The roster of Republican Presidential candidates got a little less crowded on Monday, with Wisconsin Governor Scott Walker announcing at a press conference that he is officially suspending his campaign for president.
"Today, I believe that I am being called to lead by helping to clear the race so that a positive conservative message can rise to the top of the field. With that in mind, I will suspend my campaign immediately," said Walker. "I encourage other Republican candidates to consider doing the same."
Walker's announcement came hours after a new CNN poll showed that he had the support of less than 1 percent of likely Republicans voters nationwide. It's a precipitous decline in popularity for Walker, who in July was polling at 21 percent nationally and was in first place in the key primary state of Iowa.
In the days leading up to Monday's announcement, Walker's campaign refocused all of its efforts in the key battleground states of South Carolina and Iowa. These efforts did little to stop the campaign's rapid tailspin, although his announcement on Monday came as a surprise to many.
"I'm completely shocked," said Frank Luntz, a Republican political consultant and polling expert. "I saw Walker on Thursday and he gave no indication [of dropping out]."
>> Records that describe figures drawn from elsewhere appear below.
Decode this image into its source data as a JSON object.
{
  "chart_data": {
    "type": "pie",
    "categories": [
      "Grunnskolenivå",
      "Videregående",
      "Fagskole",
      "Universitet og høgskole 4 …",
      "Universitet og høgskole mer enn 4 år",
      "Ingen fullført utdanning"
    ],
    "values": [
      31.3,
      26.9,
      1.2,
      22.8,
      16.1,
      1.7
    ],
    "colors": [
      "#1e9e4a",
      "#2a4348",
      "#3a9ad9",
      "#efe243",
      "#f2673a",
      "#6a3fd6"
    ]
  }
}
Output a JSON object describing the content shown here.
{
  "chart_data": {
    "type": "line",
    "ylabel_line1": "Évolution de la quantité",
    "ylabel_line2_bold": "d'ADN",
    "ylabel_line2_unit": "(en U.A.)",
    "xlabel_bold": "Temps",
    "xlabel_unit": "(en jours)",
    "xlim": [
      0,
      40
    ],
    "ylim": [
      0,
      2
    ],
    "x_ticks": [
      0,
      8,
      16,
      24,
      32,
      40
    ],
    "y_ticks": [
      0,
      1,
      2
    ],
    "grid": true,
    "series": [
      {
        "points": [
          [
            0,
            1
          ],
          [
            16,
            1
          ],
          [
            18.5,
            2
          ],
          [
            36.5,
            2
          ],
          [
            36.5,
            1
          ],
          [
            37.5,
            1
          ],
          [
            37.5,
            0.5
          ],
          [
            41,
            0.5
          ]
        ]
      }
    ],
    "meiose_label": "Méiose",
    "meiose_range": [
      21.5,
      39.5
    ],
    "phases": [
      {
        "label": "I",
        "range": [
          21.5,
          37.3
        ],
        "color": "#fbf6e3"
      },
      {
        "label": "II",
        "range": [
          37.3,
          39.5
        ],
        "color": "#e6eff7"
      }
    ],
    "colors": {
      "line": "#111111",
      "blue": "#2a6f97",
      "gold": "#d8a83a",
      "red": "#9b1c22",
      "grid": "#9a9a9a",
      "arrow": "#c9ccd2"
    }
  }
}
Walker is the first candidate to quit the race after the second Republican debate last week, where his performance was widely seen as underwhelming. Walker struggled to distinguish himself on the crowded stage and failed to clarify his position on issues such as birthright citizenship and immigration.
Walker urged Republicans to "get back to the basics of the party," and said that "voters want to be for something instead of against someone."
After Walker's first debate performance, in which he touted his record on union busting, AFL-CIO president Richard Trumka released a statement that said Walker was a "national disgrace." Today, Trumka stuck by his statement that Walker was still a disgrace, "just no longer national."
Luntz said that in addition to the low polling numbers, which makes it difficult to raise money from donors, Walker's visible struggle to get his message out contributed to his sinking campaign.
"Voters have to know where you stand and he started to lose his definition," said Luntz. "He was not as disciplined." Walker's campaign was also one of the most expensive in the race, Luntz said, suggesting that high staff costs that could have contributed to the decision to pull out.
Four other Republican candidates — former Virginia Governor Jim Gilmore, South Carolina Senator Lindsey Graham, Louisiana Governor Bobby Jindal, and former New York Governor George Pataki — received the same dismal poll numbers as Walker on Monday. But Walker was the only member of this set that was an early favorite and had participated in the "varsity" debate with the 10 other higher-polling candidates.
Walker gained national attention for his record of union busting, controversial budget cuts, and surviving a recall election, the first for an incumbent in a gubernatorial race, in his home state of Wisconsin. He was one of the GOP's so-called establishment candidates, who have actually held a political office and are dramatically losing favorability to outsider candidates Donald Trump, Carly Fiorina, and Ben Carson. But Walker's dropping out might make it easier for the other middle-of-the-road candidates, who now have one less competitor to worry about, Luntz said.
Walker's rapid rise and dramatic fall is a familiar pattern for candidates who start off with an early lead. "Normally when you start off as a favorite and then you lose it," said Luntz, "you just don't get it back."